In the end my book sold well enough to earn out its advance, so I guess it was a non-failure for the publisher as well. I also picked up a lesson for all aspiring authors:
Writing a book is easy. You sit down by the keyboard, slit your wrists and pour it all out.
I think I lack all the last parts (that some publishers are requiring for) such as a social media platform to reach your potential readers. I find that a bit unfair because it means you first have to play the Instagram game and once you are popular there, you can write a book.
If you give me an email address I'd love to tell you more about my book!
It's not always a dealbreaker, I didn't have any social media following or anything -- the way I pitched it was by figuring out a bunch of conferences, niche podcasts, etc. and highlighting that there was an audience there I could activate (and marketing is a big part of the book process I've learned).
My bio has my email now!
Seriously, I’ve seen this exact genre of comment daily on hn lately and I don’t get what you’re gaining by trying to sniff out bots. Not what anyone has to gain by truly botting on here. Nobody is selling their HN accounts right? And how many pretty run-of-the-mill comments like the above would it take to have an account worth selling anyway even if there was a market for that? 100,000?

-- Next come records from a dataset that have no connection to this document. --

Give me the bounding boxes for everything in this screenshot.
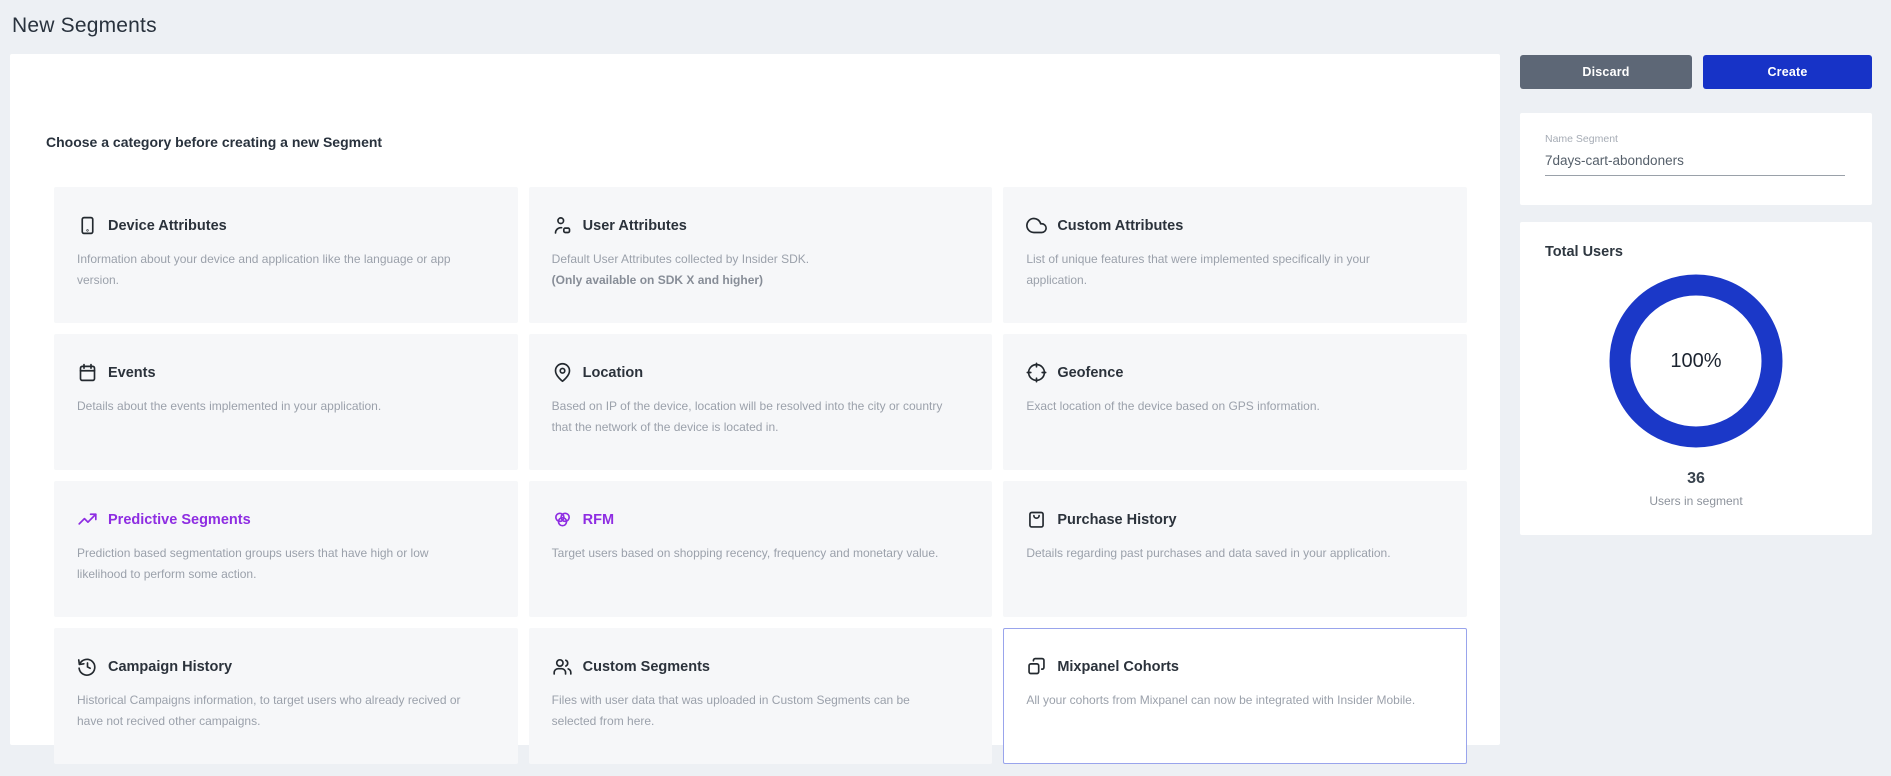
page-title: New Segments bbox=[12, 14, 157, 38]
category-card-campaign-history[interactable]: Campaign History Historical Campaigns in… bbox=[54, 628, 518, 764]
category-description: Prediction based segmentation groups use… bbox=[77, 543, 479, 585]
users-icon bbox=[552, 656, 573, 677]
cloud-icon bbox=[1026, 215, 1047, 236]
category-title: Purchase History bbox=[1057, 512, 1176, 528]
name-segment-input[interactable] bbox=[1545, 153, 1845, 176]
category-title: Geofence bbox=[1057, 365, 1123, 381]
category-grid: Device Attributes Information about your… bbox=[54, 187, 1467, 764]
category-description: Exact location of the device based on GP… bbox=[1026, 396, 1428, 417]
category-description: Information about your device and applic… bbox=[77, 249, 479, 291]
category-description: Based on IP of the device, location will… bbox=[552, 396, 954, 438]
category-description: Details regarding past purchases and dat… bbox=[1026, 543, 1428, 564]
category-title: Custom Segments bbox=[583, 659, 710, 675]
name-segment-card: Name Segment bbox=[1520, 113, 1872, 205]
crosshair-icon bbox=[1026, 362, 1047, 383]
discard-button[interactable]: Discard bbox=[1520, 55, 1692, 89]
total-users-title: Total Users bbox=[1545, 244, 1623, 260]
users-count: 36 bbox=[1520, 470, 1872, 488]
calendar-icon bbox=[77, 362, 98, 383]
category-title: Mixpanel Cohorts bbox=[1057, 659, 1179, 675]
category-title: Predictive Segments bbox=[108, 512, 251, 528]
category-title: Location bbox=[583, 365, 643, 381]
total-users-card: Total Users 100% 36 Users in segment bbox=[1520, 222, 1872, 535]
panel-heading: Choose a category before creating a new … bbox=[46, 134, 382, 150]
category-card-location[interactable]: Location Based on IP of the device, loca… bbox=[529, 334, 993, 470]
category-panel: Choose a category before creating a new … bbox=[10, 54, 1500, 745]
category-description: Target users based on shopping recency, … bbox=[552, 543, 954, 564]
category-card-custom-attributes[interactable]: Custom Attributes List of unique feature… bbox=[1003, 187, 1467, 323]
category-description: Details about the events implemented in … bbox=[77, 396, 479, 417]
users-caption: Users in segment bbox=[1520, 494, 1872, 508]
category-card-user-attributes[interactable]: User Attributes Default User Attributes … bbox=[529, 187, 993, 323]
overlap-squares-icon bbox=[1026, 656, 1047, 677]
history-icon bbox=[77, 656, 98, 677]
category-title: RFM bbox=[583, 512, 614, 528]
tablet-icon bbox=[77, 215, 98, 236]
category-card-events[interactable]: Events Details about the events implemen… bbox=[54, 334, 518, 470]
map-pin-icon bbox=[552, 362, 573, 383]
category-title: Custom Attributes bbox=[1057, 218, 1183, 234]
category-title: User Attributes bbox=[583, 218, 687, 234]
shopping-bag-icon bbox=[1026, 509, 1047, 530]
category-card-rfm[interactable]: RFM Target users based on shopping recen… bbox=[529, 481, 993, 617]
donut-percent-label: 100% bbox=[1601, 266, 1791, 456]
create-button[interactable]: Create bbox=[1703, 55, 1872, 89]
total-users-donut: 100% bbox=[1601, 266, 1791, 456]
category-title: Events bbox=[108, 365, 156, 381]
trending-up-icon bbox=[77, 509, 98, 530]
category-description-note: (Only available on SDK X and higher) bbox=[552, 270, 954, 291]
venn-icon bbox=[552, 509, 573, 530]
category-card-mixpanel-cohorts[interactable]: Mixpanel Cohorts All your cohorts from M… bbox=[1003, 628, 1467, 764]
category-description: Default User Attributes collected by Ins… bbox=[552, 249, 954, 270]
name-segment-label: Name Segment bbox=[1545, 133, 1847, 145]
category-card-purchase-history[interactable]: Purchase History Details regarding past … bbox=[1003, 481, 1467, 617]
category-description: All your cohorts from Mixpanel can now b… bbox=[1026, 690, 1428, 711]
category-card-predictive-segments[interactable]: Predictive Segments Prediction based seg… bbox=[54, 481, 518, 617]
category-title: Device Attributes bbox=[108, 218, 227, 234]
category-description: Historical Campaigns information, to tar… bbox=[77, 690, 479, 732]
category-description: List of unique features that were implem… bbox=[1026, 249, 1428, 291]
category-description: Files with user data that was uploaded i… bbox=[552, 690, 954, 732]
user-badge-icon bbox=[552, 215, 573, 236]
category-card-geofence[interactable]: Geofence Exact location of the device ba… bbox=[1003, 334, 1467, 470]
category-card-device-attributes[interactable]: Device Attributes Information about your… bbox=[54, 187, 518, 323]
category-card-custom-segments[interactable]: Custom Segments Files with user data tha… bbox=[529, 628, 993, 764]
category-title: Campaign History bbox=[108, 659, 232, 675]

Goodreads seems to think so. https://www.goodreads.com/author/show/14291276.Joel_Burke
Edit: Added some context and I'd also mention that one thing that was quite helpful is that at the start of the writing process I created a massive spreadsheet where I'd add in quotes, writing, and anything interesting I thought I might pull from (some of it manually written, like when watching documentaries). This was hugely helpful when I was going back but also during the writing process so I had a single source of truth I could keyword search. I've just checked it and its got 4787 rows, with most entries being about a paragraph long
Rebooting a Nation: The Incredible Rise of Estonia, E-Government and the Startup Revolution Paperback by Joel Burke
I have done some of the projects you were writing about and understand that learning to program is very different from doing vibe coding, but knowing how to use the OpenAI API should be valuable to the same audience, as integrating AI into everyday programs is a useful skill in itself.
The article mentions the publisher saying that their median book sells in the single digit thousands, so half of the books are selling less - perhaps hundreds rather than thousands. If you are making a 15% royalty on a $50 book selling a few hundred, or few thousand copies, for something that probably took a year or more to write, then this is obviously more about the satisfaction of doing it than being a worthwhile financial endeavor.
Are most people choosing to write books fully expecting that it may only make a few thousand dollars?
The upshot is, they don't want to do the hard part - continuity editing, developmental editing, hell, just finishing the dang thing. Even the boring chapters you didn't really have any idea what was going to go on there.
Writing, as an occupation, is a whole lotta schmoozing, attending conferences, volunteering, promoting. Maybe 1 month of writing a year, for 11 months of the hard stuff.
I have a buddy who says he always wanted to start a bar. I said, You like budgeting? Taxes? Hiring? Firing? Stocking? Remodeling? Promoting?
Nah; turns out, he just likes to hang out in bars.
The only reason you start a business is, because you like to run a business.
The only reason you become a writer is, because you like the business of writing.